Excerpt from Chicago Tribune 10.04.09
by By SAM SMITH, Sauk Valley Newspapers
STERLING, Ill. - These aren't your garden-variety pigeons. Let these birds go, and they'll fly 300 miles straight home in a half-day.
Norbert Padilla has been breeding and racing homing pigeons for about 70 years ever since the Belgian population in Kewanee introduced him to the birds during his childhood.
Now Padilla, 79, of Sterling, is the oldest among an aging population of Sauk Valley residents who are looking to promote the sport of racing pigeons and attract a new generation of pigeon fanciers.
About 30 people meet at the Rock River Racing Pigeon Club, on Sterling's west end, on Fridays during the summer. They send their birds to a designated drop point often 300 miles away or more.
When released, the homing pigeons shoot straight into the air, then circle for 2 or 3 minutes. "And all of a sudden, they'll make a straight beeline for the direction their home is," Padilla said. "It's something no scientist has ever been able to figure out: how these birds find their way home."
Some attribute the homing to the sun, others to the Earth's magnetic field.

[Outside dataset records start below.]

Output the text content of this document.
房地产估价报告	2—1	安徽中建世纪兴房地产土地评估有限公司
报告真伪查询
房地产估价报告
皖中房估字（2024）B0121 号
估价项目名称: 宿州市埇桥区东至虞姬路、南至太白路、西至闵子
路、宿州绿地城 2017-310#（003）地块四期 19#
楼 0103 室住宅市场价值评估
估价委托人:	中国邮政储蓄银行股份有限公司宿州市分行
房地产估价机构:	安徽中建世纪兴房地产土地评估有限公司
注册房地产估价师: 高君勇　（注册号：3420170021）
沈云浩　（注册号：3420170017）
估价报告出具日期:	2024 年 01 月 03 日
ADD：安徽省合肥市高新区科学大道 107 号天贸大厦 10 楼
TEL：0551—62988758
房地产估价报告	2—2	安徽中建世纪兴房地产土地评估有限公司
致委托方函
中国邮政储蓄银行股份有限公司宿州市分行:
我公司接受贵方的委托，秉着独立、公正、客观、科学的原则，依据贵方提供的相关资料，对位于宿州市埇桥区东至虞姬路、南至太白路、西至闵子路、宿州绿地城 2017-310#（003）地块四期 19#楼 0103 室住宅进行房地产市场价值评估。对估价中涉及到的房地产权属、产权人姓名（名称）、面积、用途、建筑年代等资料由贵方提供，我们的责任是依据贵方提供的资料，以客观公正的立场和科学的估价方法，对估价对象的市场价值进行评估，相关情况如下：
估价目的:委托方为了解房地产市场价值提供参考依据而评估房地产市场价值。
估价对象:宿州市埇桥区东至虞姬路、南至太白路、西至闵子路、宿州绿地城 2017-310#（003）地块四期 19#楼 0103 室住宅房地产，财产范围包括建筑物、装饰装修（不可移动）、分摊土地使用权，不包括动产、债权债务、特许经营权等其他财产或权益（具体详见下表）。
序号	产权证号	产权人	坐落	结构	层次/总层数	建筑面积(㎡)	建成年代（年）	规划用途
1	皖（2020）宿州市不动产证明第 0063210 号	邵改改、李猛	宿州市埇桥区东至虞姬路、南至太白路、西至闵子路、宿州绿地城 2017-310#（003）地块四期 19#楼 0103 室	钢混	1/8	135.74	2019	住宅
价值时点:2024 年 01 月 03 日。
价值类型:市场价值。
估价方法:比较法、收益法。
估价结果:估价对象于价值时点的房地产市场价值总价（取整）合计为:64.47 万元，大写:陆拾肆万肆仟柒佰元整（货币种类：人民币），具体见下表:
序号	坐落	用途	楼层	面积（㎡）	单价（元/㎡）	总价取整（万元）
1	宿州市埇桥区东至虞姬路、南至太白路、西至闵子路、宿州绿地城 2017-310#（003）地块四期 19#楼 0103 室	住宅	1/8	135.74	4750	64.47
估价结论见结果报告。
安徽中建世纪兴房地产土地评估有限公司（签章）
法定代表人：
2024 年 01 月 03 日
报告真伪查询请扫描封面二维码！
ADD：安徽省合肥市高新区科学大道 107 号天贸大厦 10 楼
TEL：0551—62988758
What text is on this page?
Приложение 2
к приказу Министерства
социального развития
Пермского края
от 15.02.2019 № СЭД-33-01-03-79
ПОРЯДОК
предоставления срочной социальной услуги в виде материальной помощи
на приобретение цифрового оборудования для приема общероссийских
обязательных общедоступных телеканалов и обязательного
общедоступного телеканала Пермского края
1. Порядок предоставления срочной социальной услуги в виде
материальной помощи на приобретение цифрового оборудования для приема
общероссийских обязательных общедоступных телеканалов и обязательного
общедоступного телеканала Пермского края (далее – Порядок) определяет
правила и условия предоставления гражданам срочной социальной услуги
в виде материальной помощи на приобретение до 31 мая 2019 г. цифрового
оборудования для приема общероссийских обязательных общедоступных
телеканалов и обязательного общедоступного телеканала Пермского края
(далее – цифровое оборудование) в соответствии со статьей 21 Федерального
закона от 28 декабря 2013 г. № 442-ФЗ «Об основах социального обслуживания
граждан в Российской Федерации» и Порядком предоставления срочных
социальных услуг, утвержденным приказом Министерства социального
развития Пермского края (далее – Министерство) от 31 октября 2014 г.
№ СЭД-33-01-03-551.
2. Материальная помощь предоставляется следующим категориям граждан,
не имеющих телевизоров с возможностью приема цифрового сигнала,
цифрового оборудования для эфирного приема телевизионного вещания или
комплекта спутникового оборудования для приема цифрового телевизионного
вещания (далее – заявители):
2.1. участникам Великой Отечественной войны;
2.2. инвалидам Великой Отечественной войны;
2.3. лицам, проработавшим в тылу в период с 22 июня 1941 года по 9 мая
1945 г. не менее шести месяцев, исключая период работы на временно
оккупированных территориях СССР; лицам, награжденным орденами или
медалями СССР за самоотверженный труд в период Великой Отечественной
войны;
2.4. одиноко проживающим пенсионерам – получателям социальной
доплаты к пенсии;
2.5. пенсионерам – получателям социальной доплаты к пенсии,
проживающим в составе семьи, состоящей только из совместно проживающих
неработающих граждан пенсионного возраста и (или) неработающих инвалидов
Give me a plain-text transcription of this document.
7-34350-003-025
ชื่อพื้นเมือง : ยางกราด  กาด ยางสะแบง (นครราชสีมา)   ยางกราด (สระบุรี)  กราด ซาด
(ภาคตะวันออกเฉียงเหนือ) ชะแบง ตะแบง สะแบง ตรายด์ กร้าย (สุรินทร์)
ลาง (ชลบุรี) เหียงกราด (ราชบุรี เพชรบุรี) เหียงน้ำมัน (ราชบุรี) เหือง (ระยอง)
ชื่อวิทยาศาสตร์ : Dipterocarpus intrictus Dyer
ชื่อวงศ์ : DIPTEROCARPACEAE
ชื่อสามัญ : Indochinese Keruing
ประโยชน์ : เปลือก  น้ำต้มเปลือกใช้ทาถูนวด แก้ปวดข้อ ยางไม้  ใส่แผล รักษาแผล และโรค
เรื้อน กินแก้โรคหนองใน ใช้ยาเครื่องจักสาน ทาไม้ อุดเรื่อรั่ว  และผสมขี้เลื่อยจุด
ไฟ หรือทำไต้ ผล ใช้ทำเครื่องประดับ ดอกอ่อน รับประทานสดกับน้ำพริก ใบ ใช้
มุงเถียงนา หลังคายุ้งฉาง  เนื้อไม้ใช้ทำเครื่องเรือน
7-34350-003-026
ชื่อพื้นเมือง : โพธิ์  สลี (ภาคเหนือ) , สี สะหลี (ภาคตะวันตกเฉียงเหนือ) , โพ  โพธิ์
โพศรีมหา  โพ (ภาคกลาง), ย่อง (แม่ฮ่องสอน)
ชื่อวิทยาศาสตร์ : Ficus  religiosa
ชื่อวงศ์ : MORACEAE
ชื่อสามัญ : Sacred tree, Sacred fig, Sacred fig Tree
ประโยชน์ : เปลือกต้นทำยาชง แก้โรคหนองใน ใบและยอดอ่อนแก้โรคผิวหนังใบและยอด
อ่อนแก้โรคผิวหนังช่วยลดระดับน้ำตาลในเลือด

Some say the pigeons can sense tidal movements and adjust accordingly.
Whatever it is, retired Dixon schoolteacher Devoe Manning calls the phenomenon "an amazing thing to see."
. . . To the lay person, there appears to be little difference between common pigeons and homing pigeons. But homing pigeons are the result of thousands of years of selective breeding of the common rock pigeon, which has a latent homing tendency, Manning said.
For pigeon racers, though, a world of difference exists between common and homing breeds of pigeon.
"It's like putting a mule next to a racehorse," Padilla said.